KELYA — Kelly Services, Inc.
NASDAQ
Q1 2026 Earnings Call Summary
May 7, 2026
Summary of Kelly Services Q1 2026 Earnings Call
1. Key Financial Results and Metrics
- Revenue: $1 billion, down 10.7% year-over-year; adjusted for specific impacts, revenue declined 3.3%, an improvement from previous quarters.
- Gross Profit: $196.4 million, down 17% year-over-year; gross profit margin at 18.9%, a decrease of 140 basis points.
- SG&A Expenses: Reported at $199.3 million, down 11.7% year-over-year; adjusted SG&A decreased 10.3%.
- Loss Per Share: Reported at $0.17; adjusted EPS was $0.03, down from $0.39 in the prior year.
- Adjusted EBITDA: $15.8 million with a margin of 1.5%, down 150 basis points year-over-year.
- Cash Flow: Utilized $25.4 million in cash from operations; total liquidity of $252 million.
2. Strategic Updates and Business Highlights
- Market Conditions: The labor market remains mixed, with cautious hiring from employers.
- Segment Performance:
- ETM (Enterprise Talent Management): Underlying revenue declined 0.4%, with improvements in talent solutions.
- SET (Science, Engineering, and Technology): Underlying revenue down 6%, but sequential improvements noted.
- Education: Revenue decreased 4.8% due to delayed contracts and enrollment declines.

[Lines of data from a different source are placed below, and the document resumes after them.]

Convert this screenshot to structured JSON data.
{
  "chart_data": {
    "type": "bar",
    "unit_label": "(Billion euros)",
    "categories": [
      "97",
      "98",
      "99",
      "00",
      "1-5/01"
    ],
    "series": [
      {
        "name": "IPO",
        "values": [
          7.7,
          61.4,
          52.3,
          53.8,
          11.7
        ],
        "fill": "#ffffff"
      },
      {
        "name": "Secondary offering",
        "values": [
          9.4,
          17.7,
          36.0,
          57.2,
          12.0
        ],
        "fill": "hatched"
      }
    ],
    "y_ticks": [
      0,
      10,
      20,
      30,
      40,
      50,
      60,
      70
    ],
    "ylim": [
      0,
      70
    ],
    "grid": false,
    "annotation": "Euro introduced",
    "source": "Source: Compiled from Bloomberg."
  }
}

- New Wins: Secured a significant MSP program with a leading oil and gas company, highlighting the effectiveness of Kelly's technology-enabled capabilities.
- Growth Office: Established to enhance commercial operations and align resources with demand, including a migration to a unified CRM system expected by mid-year.
- Leadership Changes: Joel Leege appointed as President of SET; ongoing evaluation of ETM leadership.
3. Forward Guidance and Outlook
- Q2 Expectations: Revenue decline projected at 7% to 9%, with an underlying decline improvement of at least 100 basis points; adjusted EBITDA margin expected to improve to at least 2.5%.
- Full Year Outlook: Anticipation of modest revenue growth in the second half of the year, with a mid-single-digit decline expected for the full year. Adjusted EBITDA margins expected to expand.
4. Bad News, Challenges, or Points of Concern
- Revenue Declines: Significant year-over-year revenue drop, particularly in the Education segment and pressures in SET.
- Gross Margin Pressure: Declines attributed to lower revenue volume and changes in business mix.
- Customer Demand: Continued cautious approach to hiring from employers, particularly affecting the technology sector.
- External Factors: Delayed contract decisions and weather-related impacts in Education; reliance on federal government demand remains a concern.
5. Notable Q&A Insights
- Cost Improvements: Management highlighted a $25 million reduction in core SG&A expenses, with expectations for continued efficiency as the company pivots to growth.
- Technology Initiatives: Upcoming phases of technology modernization, including a new enterprise platform by Q4 2026.
- Demand Drivers: Some positive signals in consultant counts and sequential improvements in various segments, particularly in telecom and engineering.
- Customer Relationships: Emphasis on strengthening customer relationships and total talent management solutions as a key differentiator moving forward.
Overall, while Kelly Services faces challenges with declining revenues and cautious market conditions, strategic initiatives and operational efficiencies are being implemented to position the company for future growth.